Nepal

Elephants forcing schoolchildren to stay at home

Elephants forcing schoolchildren to stay at home

By Himalayan News Service

Jhapa, February 10:

Students of the Devi Primary School at Bahundangi-8 have been unable to attend classes because of rampaging wild elephants.

Thirty-one children have been unable to attend classes for want of funds. As the elephants have destroyed crops, the parents have no money to pay for the education of these children. The children have been unable to attend classes because they have to be stationed in the fields to guard crops against menacing elephants. Pointing that elephants have destroyed their crops, parents said: “We cannot send our children to school because we have no money to pay for their education.” “When the guardians were asked to send their children to the school, they said they could not do so as the children have to look after the houses and crops since the guardians have to go to work,” a teacher at the school, Dhrub Kumar Thapa, said.

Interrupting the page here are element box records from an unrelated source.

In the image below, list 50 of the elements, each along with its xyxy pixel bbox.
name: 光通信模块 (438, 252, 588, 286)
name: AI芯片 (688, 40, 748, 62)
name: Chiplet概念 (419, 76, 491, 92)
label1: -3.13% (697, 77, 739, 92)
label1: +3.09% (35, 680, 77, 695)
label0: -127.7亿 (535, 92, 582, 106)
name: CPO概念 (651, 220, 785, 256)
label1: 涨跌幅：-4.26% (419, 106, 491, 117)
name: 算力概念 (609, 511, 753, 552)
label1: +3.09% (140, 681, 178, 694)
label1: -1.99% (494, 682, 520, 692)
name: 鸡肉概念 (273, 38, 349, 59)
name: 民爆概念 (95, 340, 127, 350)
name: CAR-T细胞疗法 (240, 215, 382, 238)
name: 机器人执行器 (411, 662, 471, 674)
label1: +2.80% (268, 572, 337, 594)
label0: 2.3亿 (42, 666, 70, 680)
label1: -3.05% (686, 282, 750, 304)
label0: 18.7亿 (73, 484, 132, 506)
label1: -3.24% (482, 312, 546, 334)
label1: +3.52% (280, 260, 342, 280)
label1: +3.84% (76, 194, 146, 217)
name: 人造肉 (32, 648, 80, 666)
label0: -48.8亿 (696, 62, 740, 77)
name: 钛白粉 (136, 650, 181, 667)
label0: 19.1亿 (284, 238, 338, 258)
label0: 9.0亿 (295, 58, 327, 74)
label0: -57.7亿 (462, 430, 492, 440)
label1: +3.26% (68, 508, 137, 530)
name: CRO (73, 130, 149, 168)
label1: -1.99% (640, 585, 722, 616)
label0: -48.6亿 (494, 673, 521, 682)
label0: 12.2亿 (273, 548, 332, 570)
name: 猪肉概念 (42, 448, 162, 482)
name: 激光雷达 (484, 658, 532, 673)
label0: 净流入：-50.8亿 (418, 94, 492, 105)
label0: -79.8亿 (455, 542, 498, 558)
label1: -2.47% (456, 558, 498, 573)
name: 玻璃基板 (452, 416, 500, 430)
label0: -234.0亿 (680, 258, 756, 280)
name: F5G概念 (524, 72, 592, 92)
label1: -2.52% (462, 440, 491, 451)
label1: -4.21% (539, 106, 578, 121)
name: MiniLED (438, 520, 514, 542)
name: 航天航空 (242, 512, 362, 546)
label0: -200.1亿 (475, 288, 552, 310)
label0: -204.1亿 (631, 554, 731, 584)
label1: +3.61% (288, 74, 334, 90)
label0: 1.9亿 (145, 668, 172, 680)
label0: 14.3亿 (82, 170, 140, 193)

“Six students of grade I, three students of grade II, eight students of grade III, seven students of grade IV and seven students of grade V have stopped coming to school from the beginning of the session this year,” Thapa said, adding: “Most of the students are from the Dalit and underprivileged communities.”

Bahundangi, Shantinagar, Budhabare and Shanischare VDCs in Jhapa are among the affected VDCs. Elephants from India have been creating terror and damaging property worth crores of rupees in the VDCs for the past 30 years. Though stop-gap attempts were made to solve the problem, no long-term plan has been introduced for a lasting solution.